Dermatomyositis is a common connective tissue disease. The occurrence and development of dermatomyositis is a result of multiple factors, but its exact pathogenesis has not been fully elucidated. Here, we used biological information method to explore and predict the major disease related genes of dermatomyositis and to find the underlying pathogenic molecular mechanism.

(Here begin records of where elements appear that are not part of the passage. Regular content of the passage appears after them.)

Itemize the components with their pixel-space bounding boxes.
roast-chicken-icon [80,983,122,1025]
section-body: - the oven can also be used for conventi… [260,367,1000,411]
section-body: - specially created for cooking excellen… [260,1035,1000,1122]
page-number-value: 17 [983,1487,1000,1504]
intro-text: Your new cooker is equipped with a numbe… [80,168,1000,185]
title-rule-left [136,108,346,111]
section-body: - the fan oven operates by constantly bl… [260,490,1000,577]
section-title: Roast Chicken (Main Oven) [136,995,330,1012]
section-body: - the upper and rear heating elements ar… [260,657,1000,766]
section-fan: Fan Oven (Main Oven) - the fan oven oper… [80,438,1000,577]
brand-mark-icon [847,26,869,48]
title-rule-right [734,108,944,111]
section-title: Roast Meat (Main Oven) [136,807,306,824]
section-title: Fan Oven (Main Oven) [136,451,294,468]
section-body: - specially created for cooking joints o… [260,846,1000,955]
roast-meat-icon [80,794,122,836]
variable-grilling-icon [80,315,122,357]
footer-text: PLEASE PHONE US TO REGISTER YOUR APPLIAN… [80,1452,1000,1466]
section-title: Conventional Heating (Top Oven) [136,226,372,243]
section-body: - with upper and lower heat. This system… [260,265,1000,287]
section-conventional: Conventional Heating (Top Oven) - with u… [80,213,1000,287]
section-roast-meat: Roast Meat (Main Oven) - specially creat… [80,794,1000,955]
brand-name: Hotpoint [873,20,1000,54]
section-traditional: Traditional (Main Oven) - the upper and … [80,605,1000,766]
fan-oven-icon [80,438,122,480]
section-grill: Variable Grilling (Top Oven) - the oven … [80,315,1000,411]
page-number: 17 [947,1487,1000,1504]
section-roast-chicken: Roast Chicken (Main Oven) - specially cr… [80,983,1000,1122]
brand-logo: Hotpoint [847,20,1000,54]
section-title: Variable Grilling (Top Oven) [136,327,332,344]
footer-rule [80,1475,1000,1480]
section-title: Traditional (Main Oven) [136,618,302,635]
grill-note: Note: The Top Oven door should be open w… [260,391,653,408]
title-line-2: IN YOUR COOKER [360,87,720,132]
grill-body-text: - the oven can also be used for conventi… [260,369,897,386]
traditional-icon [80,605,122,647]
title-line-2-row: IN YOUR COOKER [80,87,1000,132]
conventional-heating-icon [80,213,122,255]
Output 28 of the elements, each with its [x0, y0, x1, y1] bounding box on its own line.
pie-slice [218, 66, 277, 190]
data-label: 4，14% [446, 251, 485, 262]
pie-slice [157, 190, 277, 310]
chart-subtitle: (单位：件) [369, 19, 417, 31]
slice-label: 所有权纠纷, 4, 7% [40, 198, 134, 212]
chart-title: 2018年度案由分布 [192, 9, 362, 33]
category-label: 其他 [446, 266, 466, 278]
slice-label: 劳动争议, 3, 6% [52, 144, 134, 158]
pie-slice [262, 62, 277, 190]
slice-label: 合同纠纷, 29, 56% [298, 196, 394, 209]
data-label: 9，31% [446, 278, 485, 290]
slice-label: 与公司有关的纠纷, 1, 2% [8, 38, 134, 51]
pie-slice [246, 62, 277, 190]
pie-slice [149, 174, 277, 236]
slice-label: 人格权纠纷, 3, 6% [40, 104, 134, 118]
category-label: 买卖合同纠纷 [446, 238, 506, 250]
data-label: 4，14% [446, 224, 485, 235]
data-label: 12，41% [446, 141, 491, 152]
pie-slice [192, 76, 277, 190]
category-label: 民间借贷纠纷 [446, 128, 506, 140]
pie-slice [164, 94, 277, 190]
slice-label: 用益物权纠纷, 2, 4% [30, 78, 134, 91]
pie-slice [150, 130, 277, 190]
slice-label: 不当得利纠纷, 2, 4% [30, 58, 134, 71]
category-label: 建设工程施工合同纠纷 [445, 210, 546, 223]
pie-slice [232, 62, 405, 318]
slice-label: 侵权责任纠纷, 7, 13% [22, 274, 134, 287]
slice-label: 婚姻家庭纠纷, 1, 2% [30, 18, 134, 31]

The gene expression data of GDS1956, GDS2153, GDS2855, and GDS3417 including 94 specimens, 66 cases of dermatomyositis specimens and 28 cases of normal specimens, were obtained from the Gene Expression Omnibus database. The 4 microarray gene data groups were combined to get differentially expressed genes (DEGs). The gene ontology and Kyoto Encyclopedia of Genes and Genomes (KEGG) pathway enrichments of DEGs were operated by the database for annotation, visualization and integrated discovery and KEGG orthology based annotation system databases, separately. The protein–protein interaction networks of the DEGs were built from the STRING website. A total of 4097 DEGs were extracted from the 4 Gene Expression Omnibus datasets, of which 2213 genes were upregulated, and 1884 genes were downregulated. Gene ontology analysis indicated that the biological functions of DEGs focused primarily on response to virus, type I interferon signaling pathway and negative regulation of viral genome replication. The main cellular components include extracellular space, cytoplasm, and blood microparticle. The molecular functions include protein binding, double-stranded RNA binding and MHC class I protein binding. KEGG pathway analysis showed that these DEGs were mainly involved in the toll-like receptor signaling pathway, cytosolic DNA-sensing pathway, RIG-I-like receptor signaling pathway, complement and coagulation cascades, arginine and proline metabolism, phagosome signaling pathway. The following 13 closely related genes, XAF1, NT5E, UGCG, GBP2, TLR3, DDX58, STAT1, GBP1, PLSCR1, OAS3, SP100, IGK, and RSAD2, were key nodes from the protein–protein interaction network.
This research suggests that exploring for DEGs and pathways in dermatomyositis using integrated bioinformatics methods could help us realize the molecular mechanism underlying the development of dermatomyositis, be of actual implication for the early detection and prophylaxis of dermatomyositis and afford reliable goals for the curing of dermatomyositis.